It would’ve been nice if you’d brought cigars, too. But I guess a man can’t have everything.
Let me answer your question before you ask it: no, I don’t know what happened to them. Something bad, obviously. Just look up at the night sky and you can work that much out. You can bet your ass the Council knows exactly what happened. But they’re not talking to you, right?
Figures.
Instead, you got desperate enough to contact retired Warp Squad members still kicking around on the home planets — wanted to see if they knew anything about the vanishing. Am I right again? Well, what can I say, I’ve always been a good guesser. The key is to always guess at the worst possible outcome — that way you’ll be right most of the time. Least, that’s my experience.
Let me try another: none of the retired members would talk to you either, right? Makes sense. They got cushy little lives now, and they’d lose all that if they talked to a journalist. It’s part of the contract once you retire. No talking about your days in Warp Squad.
I, on the other hand, am happy to talk. See, I didn’t get the chance to retire, and I sure as hell don’t get the eth that comes around like clockwork every year of your retirement. You get less than squat if you’re dishonourably kicked out. As if there’s any other way to be kicked out.

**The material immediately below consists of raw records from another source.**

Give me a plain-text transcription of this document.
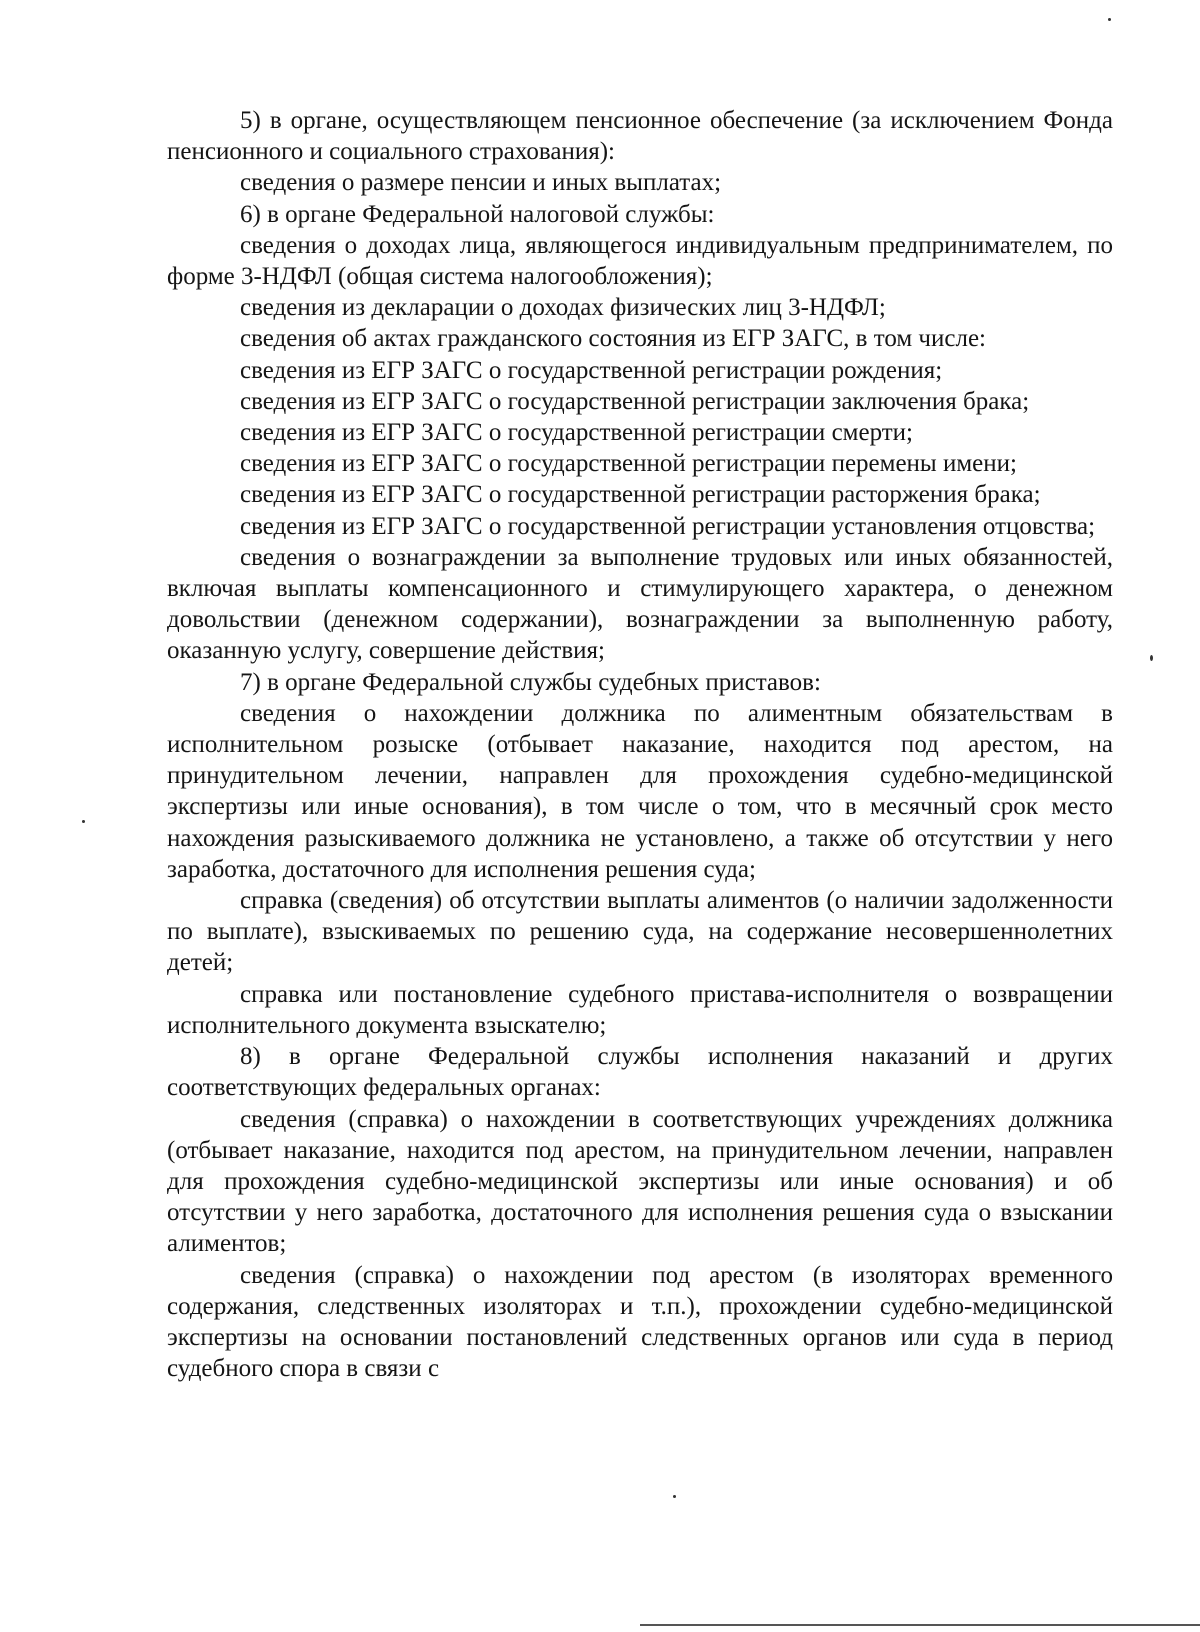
5) в органе, осуществляющем пенсионное обеспечение (за исключением Фонда пенсионного и социального страхования):

сведения о размере пенсии и иных выплатах;

6) в органе Федеральной налоговой службы:

сведения о доходах лица, являющегося индивидуальным предпринимателем, по форме 3-НДФЛ (общая система налогообложения);

сведения из декларации о доходах физических лиц 3-НДФЛ;

сведения об актах гражданского состояния из ЕГР ЗАГС, в том числе:

сведения из ЕГР ЗАГС о государственной регистрации рождения;

сведения из ЕГР ЗАГС о государственной регистрации заключения брака;

сведения из ЕГР ЗАГС о государственной регистрации смерти;

сведения из ЕГР ЗАГС о государственной регистрации перемены имени;

сведения из ЕГР ЗАГС о государственной регистрации расторжения брака;

сведения из ЕГР ЗАГС о государственной регистрации установления отцовства;

сведения о вознаграждении за выполнение трудовых или иных обязанностей, включая выплаты компенсационного и стимулирующего характера, о денежном довольствии (денежном содержании), вознаграждении за выполненную работу, оказанную услугу, совершение действия;

7) в органе Федеральной службы судебных приставов:

сведения о нахождении должника по алиментным обязательствам в исполнительном розыске (отбывает наказание, находится под арестом, на принудительном лечении, направлен для прохождения судебно-медицинской экспертизы или иные основания), в том числе о том, что в месячный срок место нахождения разыскиваемого должника не установлено, а также об отсутствии у него заработка, достаточного для исполнения решения суда;

справка (сведения) об отсутствии выплаты алиментов (о наличии задолженности по выплате), взыскиваемых по решению суда, на содержание несовершеннолетних детей;

справка или постановление судебного пристава-исполнителя о возвращении исполнительного документа взыскателю;

8) в органе Федеральной службы исполнения наказаний и других соответствующих федеральных органах:

сведения (справка) о нахождении в соответствующих учреждениях должника (отбывает наказание, находится под арестом, на принудительном лечении, направлен для прохождения судебно-медицинской экспертизы или иные основания) и об отсутствии у него заработка, достаточного для исполнения решения суда о взыскании алиментов;

сведения (справка) о нахождении под арестом (в изоляторах временного содержания, следственных изоляторах и т.п.), прохождении судебно-медицинской экспертизы на основании постановлений следственных органов или суда в период судебного спора в связи с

So look at me now, eh? From one of the sixteen best pilots in the alliance, beloved by all on the home planets, a hero to children, to… to this. To a bitter old man spilling everything he knows for a little eth and a lot of vodka. Although what I’m spilling is barely a drip cause there’s nothing much in this glass, if you know what I mean. Just because I used to be a member doesn’t mean I’m still privy to updates. I’m not, and I haven’t been for a long time.

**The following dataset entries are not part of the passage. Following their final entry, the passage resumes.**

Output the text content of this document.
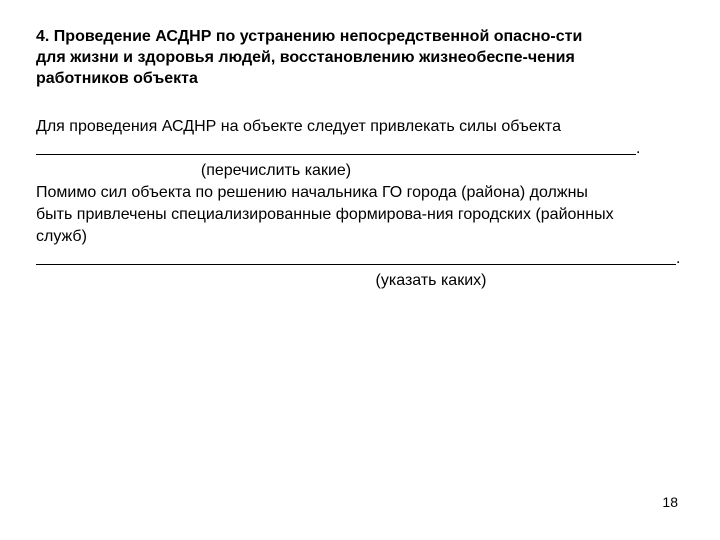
4. Проведение АСДНР по устранению непосредственной опасно-сти
для жизни и здоровья людей, восстановлению жизнеобеспе-чения
работников объекта
Для проведения АСДНР на объекте следует привлекать силы объекта
.
(перечислить какие)
Помимо сил объекта по решению начальника ГО города (района) должны
быть привлечены специализированные формирова-ния городских (районных
служб)
.
(указать каких)
18
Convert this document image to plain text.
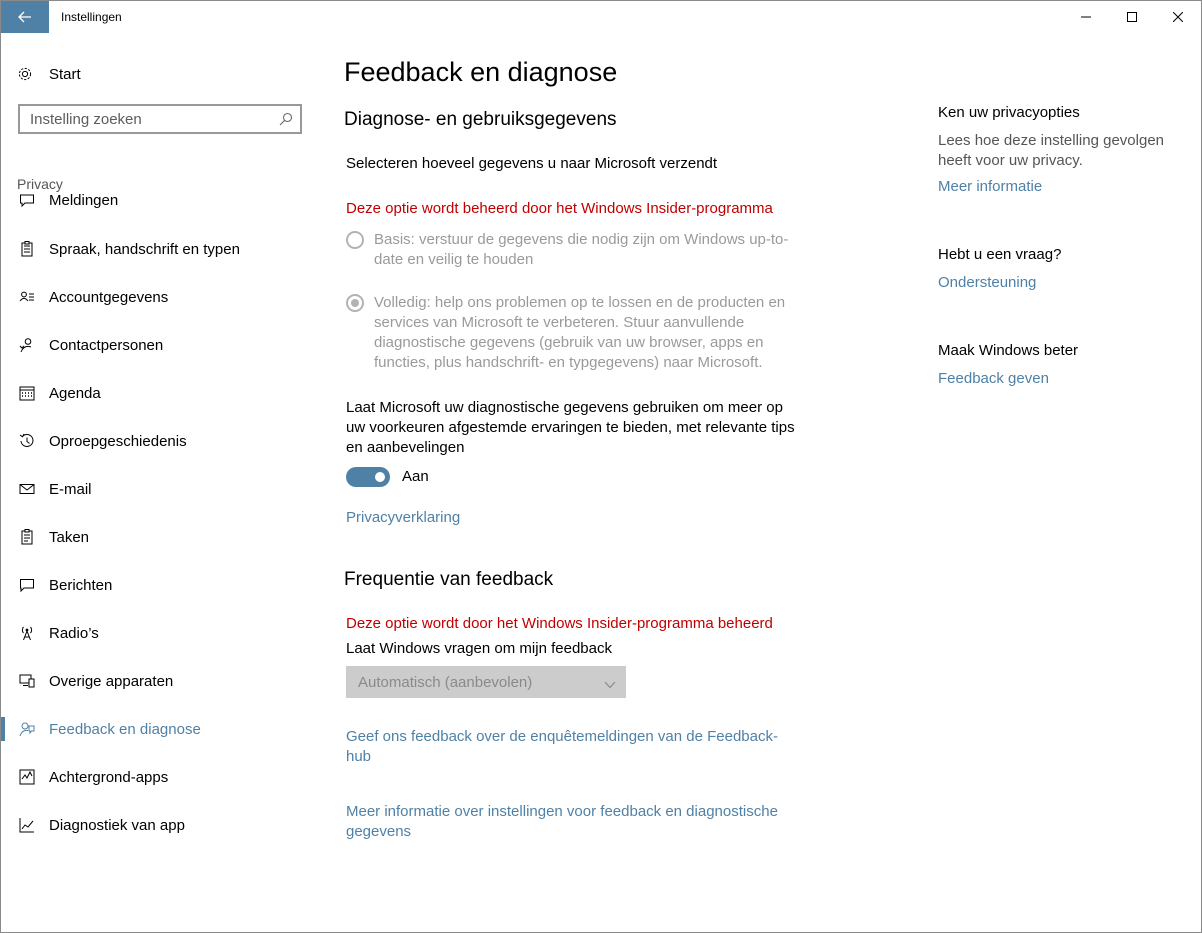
Instellingen
Start
Instelling zoeken
Privacy
Meldingen
Spraak, handschrift en typen
Accountgegevens
Contactpersonen
Agenda
Oproepgeschiedenis
E-mail
Taken
Berichten
Radio’s
Overige apparaten
Feedback en diagnose
Achtergrond-apps
Diagnostiek van app
Feedback en diagnose
Diagnose- en gebruiksgegevens
Selecteren hoeveel gegevens u naar Microsoft verzendt
Deze optie wordt beheerd door het Windows Insider-programma
Basis: verstuur de gegevens die nodig zijn om Windows up-to-date en veilig te houden
Volledig: help ons problemen op te lossen en de producten en services van Microsoft te verbeteren. Stuur aanvullende diagnostische gegevens (gebruik van uw browser, apps en functies, plus handschrift- en typgegevens) naar Microsoft.
Laat Microsoft uw diagnostische gegevens gebruiken om meer op uw voorkeuren afgestemde ervaringen te bieden, met relevante tips en aanbevelingen
Aan
Privacyverklaring
Frequentie van feedback
Deze optie wordt door het Windows Insider-programma beheerd
Laat Windows vragen om mijn feedback
Automatisch (aanbevolen)
Geef ons feedback over de enquêtemeldingen van de Feedback-hub
Meer informatie over instellingen voor feedback en diagnostische gegevens
Ken uw privacyopties
Lees hoe deze instelling gevolgen heeft voor uw privacy.
Meer informatie
Hebt u een vraag?
Ondersteuning
Maak Windows beter
Feedback geven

You know something? I’ve not heard from any of my old squad since being discharged. Which hurts, to be honest. Makes sense, sure, but still hurts. Because no one — not even the Warp Squad members — know who each other are behind the helmets. Once you become Warp Squad, you’re stripped naked of your identity. You’re just pilot four, or twelve, or nine. Nine is who I was for two years, by the way. If you didn’t know.
What I mean to say is, I didn’t even know who I was flying with at the time. All I knew was that they were the best pilots alive. And that three had a voice as sexy as whiskey pouring over ice — cracking just sometimes, just slightly.
We used to flirt, you know? Me and three. Nothing heavy. [Laughs] One thing I’d do — and maybe she hated this, I don’t know — was tell her that her transmissions were coming through very weak. I’d ask her to repeat because I couldn’t hear. And I’d tell her that over and over to keep her talking. Because if you fell asleep to her voice, you knew you were in for sweet dreams.
She seemed happy to oblige.
I only found out who she was when she retired a decade later. Tried to get in contact but she wouldn’t take my transmissions. None of my old team would — although only five of them made it to retirement. I think, as far as three was concerned, I’d died the day I’d been kicked out. And I was soon replaced by a new nine who probably didn’t bug her half as much.
Another part of me wonders if, after ten years without an identity, you kind of retire without one, too. If three is, even as we speak, trying to figure out who she really is. Does that makes any sense?
You’re not interested in any of this. I get it. I can see it in your face. There’s enough written about it all, anyway. About what I did, and whether it was right or wrong. Not that right or wrong matters — only orders matter, and I guess that’s where I went wrong.
Look, what I can tell you about the current Warp Squad is that they’re even better pilots than we were. Training, testing, mental acuity, all that stuff, it just gets tougher and more rigorous each cycle. Whoever those pilots were, they were absolutely the best of the best. Their ships even more advanced than ours were, which barely seems possible to me. What I’m saying is, if they can’t deal with whatever’s out there, then your neck should be sticky with sweat.
I know mine is.
Hang on, one more thing. In my two years as a Warp Squad member — and I know two years isn’t much to go on — we were never all sent to the same place at the same time. We never travelled as sixteen. There was no need, you understand? One of us could take care of the most volatile situation. And that’s not me bragging, just the truth. Two of us, with how advanced our ships were, how skilled we were, we could end a war.
Or start one, like I did.
Although I still believe it was the right decision, regardless of how it ended.
Point is: all sixteen were summoned back here. Together. Sent out together. That much we all know, right?
What that says to me is the Council knew this was something very big and very bad.
Once you leave here, go look up in your history books when the last time all sixteen squad members flew together.
I reckon you’d have to go pretty far back.
Maybe even to when the original home planet died and Warp Squad was created.